What does it mean for a woman to lose her grip? A cruel winter turned its brutality on a mother trying to manifest a better life. Anna’s ghost is with the reader, the wind blowing through each chapter. Silenced in her lifetime, with all the stories lost and never passed down.

When Inheritance Comes at a Cost
The American Dream has always been wrapped up in land ownership. Westward expansion. Manifest Destiny. The windswept privilege of opportunity.

At its core, Windfall is a story of disappearance and survival. The interconnected story of mental and climate health. Property and conquest of women and land. Progress brings peril. Wealth is the engine that drives destruction. With the possibility of “We could be rich” comes “We will destroy.”

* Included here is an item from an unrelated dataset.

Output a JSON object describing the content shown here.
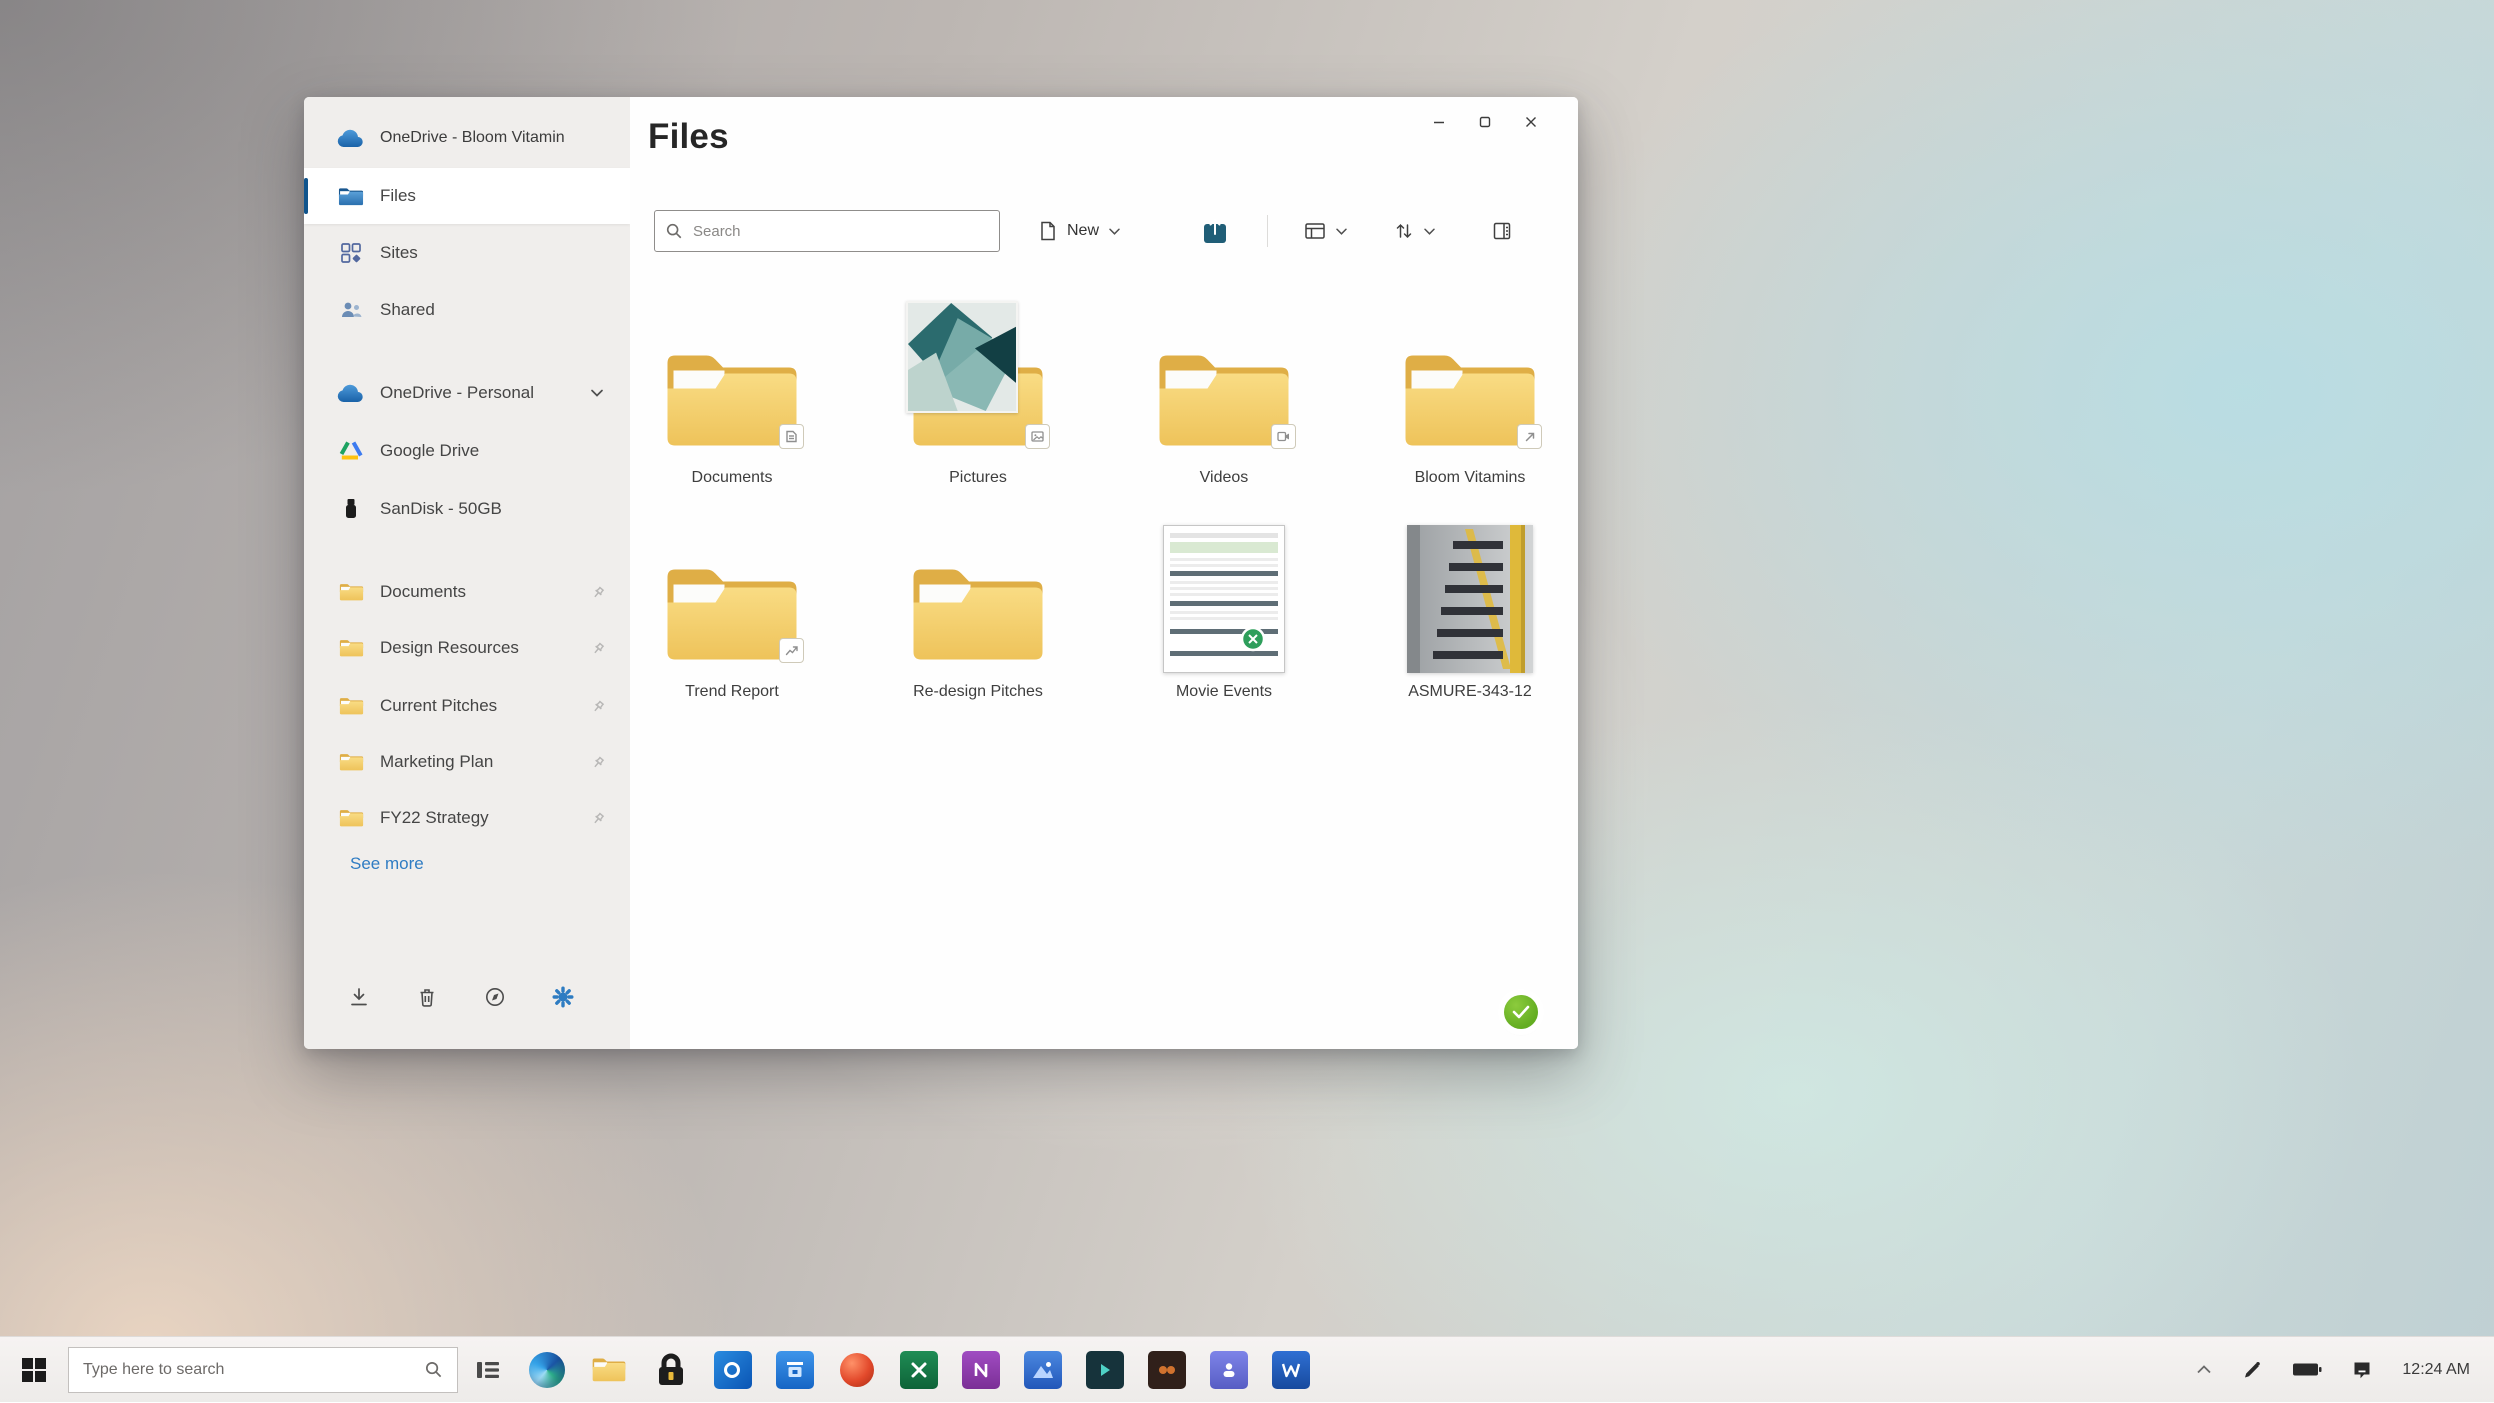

Bolstad applies the same interrogation to her own circumstances as she does to her environmental reporting. Could Bolstad reconcile accepting the oil money at the expense of the environment? Could she accept the rights to minerals below land that wasn’t hers?

We mine our lineage, like the land, trying to dig up something that will tell us about ourselves. Who are we? Where do we come from? Where does real wealth come from?

The entry point may have been Bolstad’s family history, but the story at large is about all of us. The history of this nation, our relationship to capitalism and climate change. Our own cycles of boom and bust and the stories we might leave for the future to find.